The success of a fundraising effort was celebrated and a new endeavour was announced at The Old Post Centre for Business and Creativity here on Oct. 20.
Michael and Susan Hendrick, owners of the former Harriston post office building, held a celebration at South Street Café for major donors to a campaign to restore the clock tower and bell at the historic building.
The exterior of the tower has been restored, the clock is now ticking and it’s just a matter of weeks before the bell will ring out once again.
About a year ago the Hendricks purchased the landmark, which had been under-utilized and fallen into disrepair since Canada Post moved operations out of the building in the mid-1980s.
Spaces in the building have been quickly filling up, with an engineering firm, public relations business, hair salon and Perth-Wellington MP John Nater all now operating out of the facility.
The building has been renovated inside and out, including restoration of the clock tower that has made the building the easily-recognized centrepiece of Harriston’s downtown for more than a century.
“A lot of things have happened in under a year … it’s almost surreal,” Michael Hendrick told the gathering, as he thanked contributors to the clock tower project.
He said only about $1,300 remains to be raised from the original goal of $17,500.
“It’s a community-minded contribution,” he added. “Getting that clock ticking, the bell ringing, which will be Dec. 3, creates excitement and enthusiasm for our downtown core for seeing the post office become a hub.”
Hendrick said the decision to restore to working order the four-sided clock and the bell located on the roof was community-driven.
“The community has spoken to us very clearly,” he explained. “We originally thought okay, bell on the top … take it down, we’ll show it, it will look nice and we’ll have a plaque beside it.
“Quickly we were challenged in that effort by community members who came up and said, ‘This is our bell.

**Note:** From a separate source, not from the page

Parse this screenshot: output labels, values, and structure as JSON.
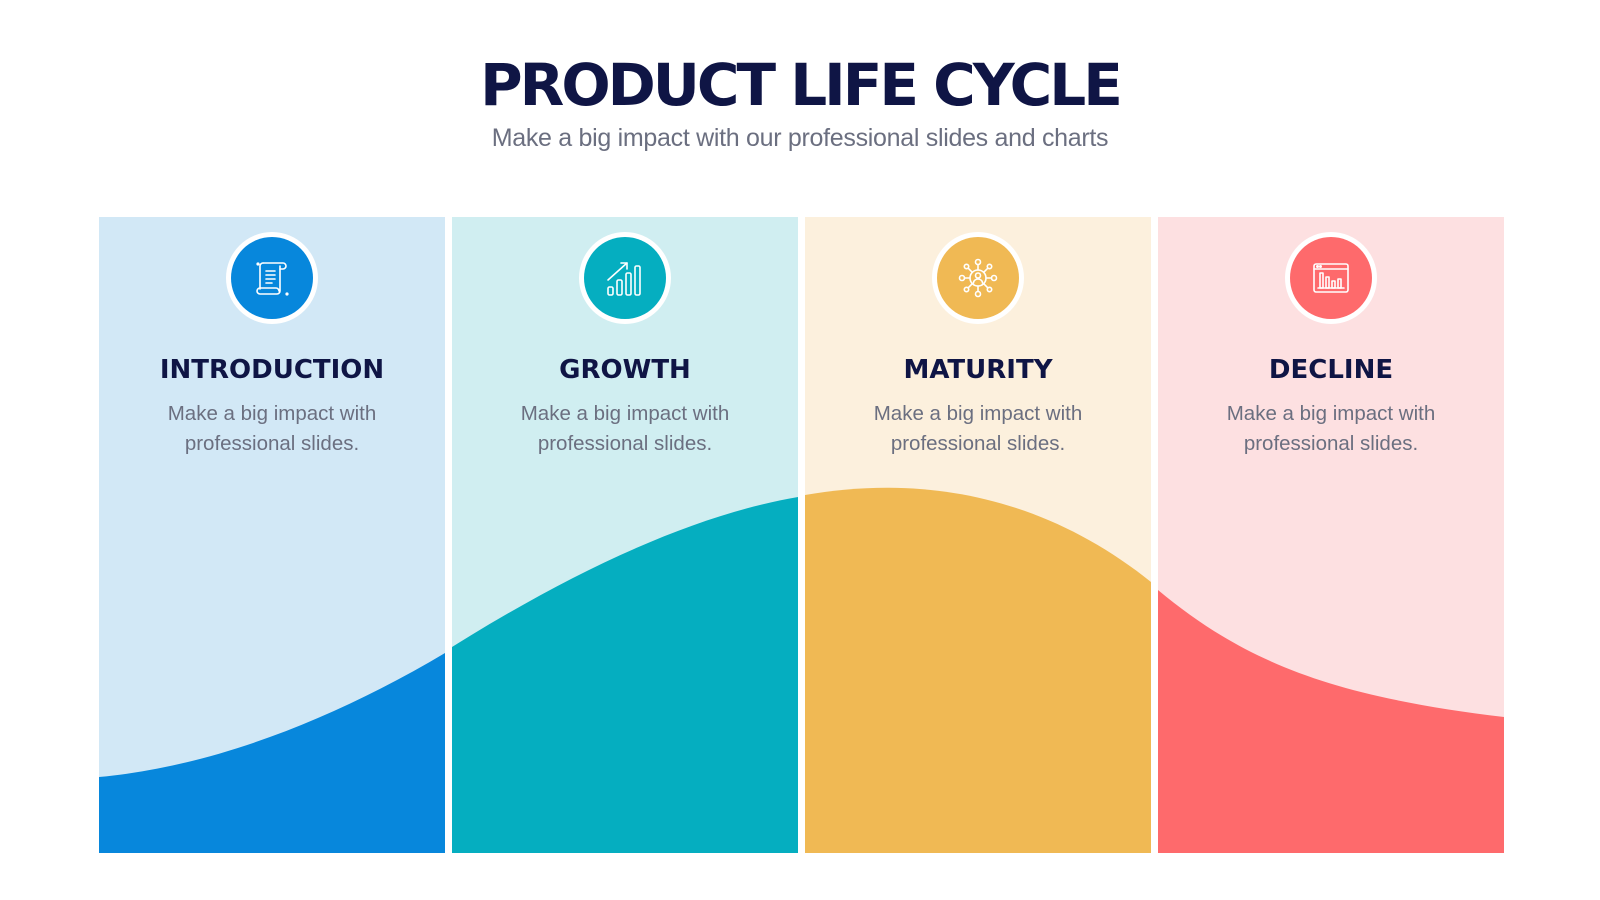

This is our post office. We want it to ring because that’s what it did, and this is what it meant to me.’
“So, listening to that message, as a consequence the fundraiser was created, and we’re going to achieve all those goals.”
The Oct. 20 event included a tour of the Old Post.

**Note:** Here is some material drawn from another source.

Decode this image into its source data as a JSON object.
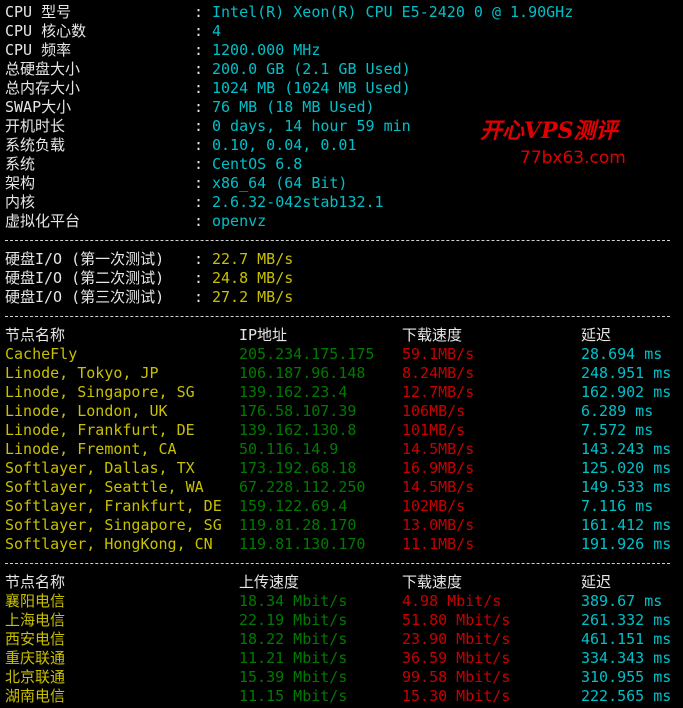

The approximately 30 people in attendance had a chance to see the many unique features of the building, including the clockworks restored by Doug Harkes of Gorrie and a stained-glass skylight, installed by Harriston craftsman Tony Hale, who did much of the fine detail work on the project.
Hendrick noted the clock restoration would have been extremely expensive without Harkes’ ingenuity.
For example, the actuator for the bell “is a little red box probably constructed in 1955,” said Hendrick, adding a replacement was quoted at $2,500.
“Well, the MacGyver and clock-master rebuilt that red box for probably one one-hundredth of that cost,” Hendrick said.
“With all these people contributing, it truly makes the post office exceptional and that’s the reason people are going to stop.
“That’s the reason people are going to come in, because it’s not just a building, it’s an exceptional building that has all these features that are going to invite people in,” said Hendrick.
Previously announced plans for the business and arts hub include an artists co-operative and a recording studio in the basement level.
The Oct. 20 tour wrapped up with an announcement of plans for the third floor attic area, which is still under renovation.
Hendrick said the third floor would be turned into an “escape room” a popular activity in which participants solve puzzles and uncover clues in order to escape a locked room.
“We believe if you were to have an escape room here, the features are so darn compelling that it would be the best and most awesome escape room in Ontario; because we have a clock, we have a bell, we have a tower, we have all these natural variables that would add to that experience,” stated Hendrick, noting the target is to open the facility sometime in 2017.
“We believe it will bring people from outside our community and within our community to the Post. And it fits with our vision of the Post as a place for business and creativity.”